Concept of a nuclear-armed F-35C divides opinion - 8/4/2015 - Flight Global: The US government may currently have no plans to carry nuclear weapons on the F-35C, the carrier-based variant of Lockheed Martin's Joint Strike Fighter, but some in Washington are keen to revive the concept.
They see as attractive the concept of carrier-based nuclear deterrence operations, particularly with an eye towards a 2017 review of the country's nuclear posture and planned initial operational capability of the naval fighter jet in 2018.
Thomas Karako of the Centre for Strategic and International Studies says it might not be the current policy to deploy nuclear weapons on aircraft carriers, but there needs to be some debate, particularly while the F-35C is still in development.

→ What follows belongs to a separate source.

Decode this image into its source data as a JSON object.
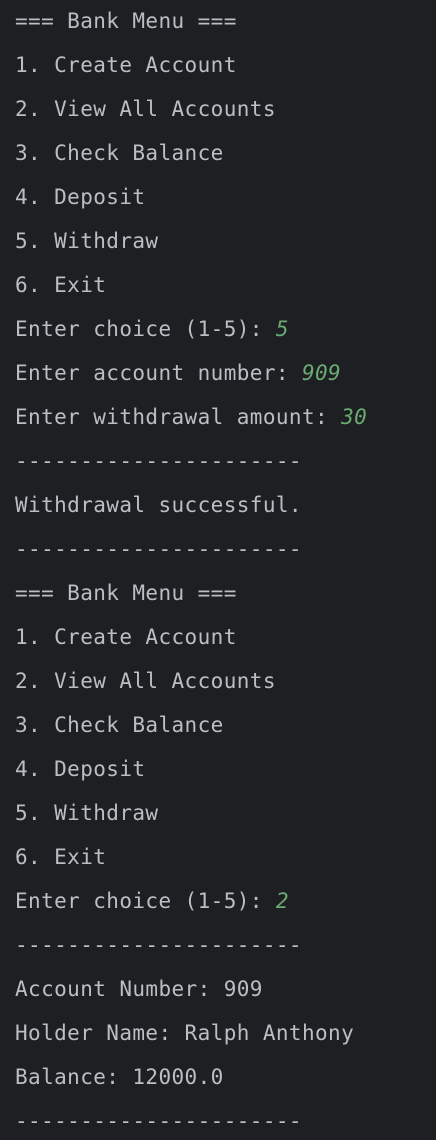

The problem, he says, is that America is coming to rely on fewer and fewer types of nuclear weapons and delivery platforms under the current so-called “3+2 strategy” where dual-capable fighters and bombers will be armed with just one type of nuclear gravity bomb (the B61-12) and one Long-Range Standoff (LRSO) cruise missile.
He says the current strategy is based on 1992, post-Cold War thinking and there is a case to be made for diversifying and distributing nuclear capabilities across the force to restore credibility to the “nuclear deterrent,” which is designed to keep traditional atomic adversaries like Russia and China in check.